Параллельно к трансу стала обращаться молодежь. И в первую очередь это были музыканты из какой-то дабстеп- и бейс-тусовки. Для них транс был музыкой из детства, которую они подавали несколько иронически и с какой-то своей изюминкой. Так, например, музыкант Araabmusik, игравший скорее дабстеп, встраивал в свои треки длинные цитаты из транс-хитов 1990-х типа Jam & Spoon. У резидента лейбла Planet Mu музыканта Konx-Om-Pax в одном из треков была прямая цитата из композиции Cygnus X «Superstring», классики Eye Q Records. У Machinedrum был кавер (или ремикс) на композицию Microglobe «High On Hope», которая выходила на лейбле MFS в начале 1990-х, и так далее. И если у этих ребят взгляд был иронический, то вслед за ними подтянулись и экспериментаторы, норовившие переосмыслить транс уже серьезно. Один из самых интересных музыкантов, добившихся успехов на этом поприще, – это Сэм Баркер, чьи пластинки выходят на очень влиятельном берлинском лейбле Ostgut Ton, аффилированным с клубом Бергхайн. В общем, вывод из этой истории напрашивается один: чтобы музыка продолжала жить, надо постоянно менять на нее угол зрения.

IV. Диско

Начало маршрута
Милан. Италия

https://music.yandex.ru/users/Planetronica/playlists/1005?yqrid=79iV329n3°1


Диско в истории электронной музыки место занимает совершенно особое, потому что не будь его, не было бы и огромной части электронного биоразнообразия, а именно клубной музыки. Начнем с того, что сама по себе клубная культура – все, что связано с танцами, звуком, светом и прочими атрибутами ночной жизни, – все это напрямую выросло из диско. И именно в эпоху диско эта культура успела сформироваться практически в таком виде, в каком мы ее знаем сейчас. Да и многие музыкальные жанры, в первую очередь хаус и техно, без диско были бы просто невозможны. Ну а что такое клубная электроника без хауса и техно?

 

На этом месте многие из вас могут задать резонный вопрос: «А почему же центральной точкой этой главы выбрана Италия? Диско же музыка изначально американская». Все верно, но мы в этой книге говорим именно об электронной музыке, а делать диско на синтезаторах придумали итальянцы. До них это был жанр абсолютно живой, сыгранный по большей части на акустических, в редких случаях – на электрических (то есть со звукоснимателями и усилением), но никак не на электронных инструментах. При этом в развитии синтезаторного диско итальянцы сделали не один шаг, а много – им принадлежит не одно какое-то изобретение, а целая серия. Италия породила целую серию явлений и их пророков: это и Джорджио Мородер, и всем известное итало-диско, и то, что происходило между ними (а эта часть истории менее известная, но ничуть не менее интересная). При этом Милан был выбран центром довольно условно. С тем же успехом это могла быть и Верона, и Болонья, и даже курортный городок Римини, в котором тоже происходило много интересного. Выбор пал на Милан как на родину некоторых итало-продюсеров и как на место, где было наибольшее количество студий, где вся эта музыка создавалась.

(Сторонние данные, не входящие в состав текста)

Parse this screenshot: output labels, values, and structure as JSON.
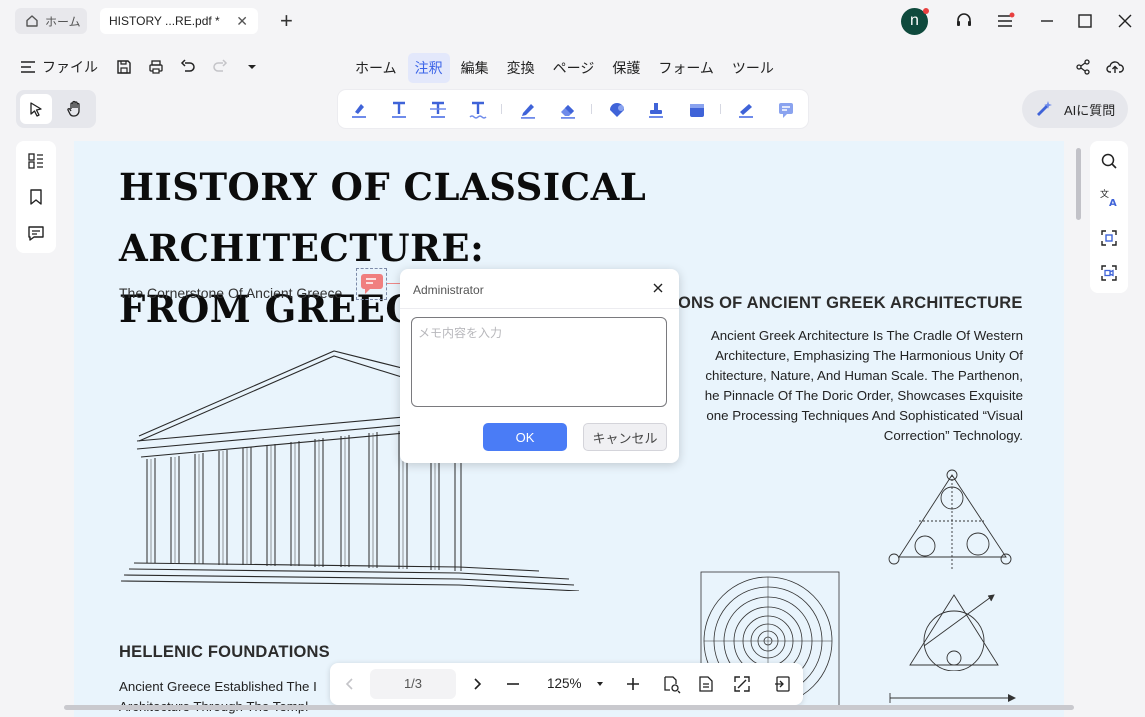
{
  "titlebar": {
    "home_tab": "ホーム",
    "doc_tab": "HISTORY ...RE.pdf *",
    "avatar_initial": "n"
  },
  "menu": {
    "file_label": "ファイル",
    "tabs": [
      "ホーム",
      "注釈",
      "編集",
      "変換",
      "ページ",
      "保護",
      "フォーム",
      "ツール"
    ],
    "active_tab": "注釈"
  },
  "ai_button_label": "AIに質問",
  "document": {
    "title_line1": "HISTORY OF CLASSICAL  ARCHITECTURE:",
    "title_line2": "FROM GREECE TO ROME",
    "subtitle": "The Cornerstone Of Ancient Greece",
    "section1_heading": "ONS OF ANCIENT GREEK ARCHITECTURE",
    "section1_lines": [
      "Ancient Greek Architecture Is The Cradle Of Western",
      "Architecture, Emphasizing The Harmonious Unity Of",
      "chitecture, Nature, And Human Scale. The Parthenon,",
      "he Pinnacle Of The Doric Order, Showcases Exquisite",
      "one Processing Techniques And Sophisticated “Visual",
      "Correction” Technology."
    ],
    "section2_heading": "HELLENIC FOUNDATIONS",
    "section2_lines": [
      "Ancient Greece Established The I",
      "Architecture Through The Templ"
    ]
  },
  "note_popup": {
    "author": "Administrator",
    "placeholder": "メモ内容を入力",
    "ok_label": "OK",
    "cancel_label": "キャンセル"
  },
  "bottom_nav": {
    "page_indicator": "1/3",
    "zoom": "125%"
  },
  "colors": {
    "accent": "#4a7cf6",
    "active_tab_text": "#3a63e8",
    "page_bg": "#e9f4fc",
    "note_marker": "#f07f7f",
    "avatar_bg": "#0f4a3d"
  }
}
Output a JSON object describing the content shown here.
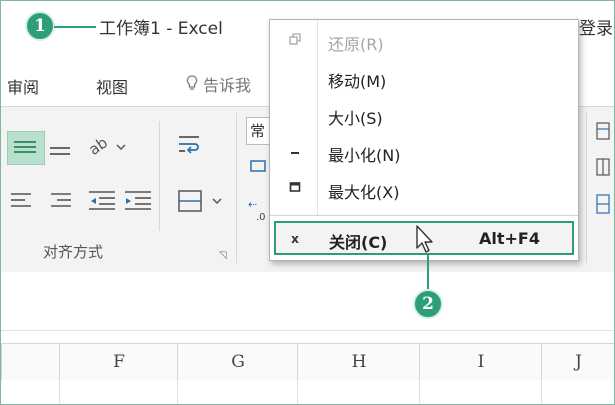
{
  "titlebar": {
    "callout_1": "1",
    "doc_title": "工作簿1 - Excel",
    "login": "登录"
  },
  "ribbon_tabs": {
    "review": "审阅",
    "view": "视图",
    "tell_me": "告诉我"
  },
  "ribbon": {
    "alignment_group_label": "对齐方式",
    "number_format_value": "常规",
    "decimal_glyph": ".0"
  },
  "window_menu": {
    "items": [
      {
        "label": "还原(R)",
        "icon": "restore-icon",
        "enabled": false
      },
      {
        "label": "移动(M)",
        "icon": "",
        "enabled": true
      },
      {
        "label": "大小(S)",
        "icon": "",
        "enabled": true
      },
      {
        "label": "最小化(N)",
        "icon": "minimize-icon",
        "enabled": true
      },
      {
        "label": "最大化(X)",
        "icon": "maximize-icon",
        "enabled": true
      }
    ],
    "close": {
      "label": "关闭(C)",
      "icon_glyph": "x",
      "shortcut": "Alt+F4"
    }
  },
  "callout_2": "2",
  "columns": [
    "F",
    "G",
    "H",
    "I",
    "J"
  ],
  "colors": {
    "accent": "#2e9e77",
    "selection": "#b9dfcd"
  }
}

Но прежде чем мы надолго переместимся в Италию, давайте все же поговорим о том, что происходило в Соединенных Штатах. Откуда, например, взялось слово «диско»? Конечно же, его придумали журналисты. Впервые термин был введен в обращение журналом Playboy в 1964 году, но имелся в виду не музыкальный жанр, а дискотеки, прообраз нынешних клубов – места, где публика танцевала не под звуки живых групп и оркестров, а под пластинки. Слово «диско» как определение жанра впервые появилось в 1973 году в журнале Rolling Stone. А сам жанр родился где-то в конце 1960-х, развившись из фанка и соула. Чтобы под фанк стало проще танцевать (в первую очередь белой аудитории, не слишком привычной к ритмическому разнообразию), у него просто спрямили ритм, то есть вместо привычных для фанка сложных и рваных ритмических рисунков в некоторых треках стал появляться ровный диско-ритм «4 на 4».

Канон живого диско складывается где-то к 1975 году, а примерно с 1975-го по 1977-й диско переживает «имперскую фазу» и становится самой модной музыкой на свете, которая играет и на каждой радиостанции, и на каждой дискотеке (примерно как сейчас R&B или EDM). При этом диско 1970-х годов – это музыка оркестровая, и для того, чтобы записать диско-композицию или исполнить ее живьем, потребуется оркестр. А для того чтобы такую музыку сочинять, нужно писать этому оркестру партитуры. Дело это сложное, ведь в диско есть и живая ритм-секция, и струнная секция, и трубы с тромбонами. С композиционной точки зрения это музыка весьма непростая. А популярные диско-группы 1970-х годов типа KC & The Sunshine Band или Salsoul Orchestra – это, по сути, средних размеров оркестры, содержать которые сложно и дорого.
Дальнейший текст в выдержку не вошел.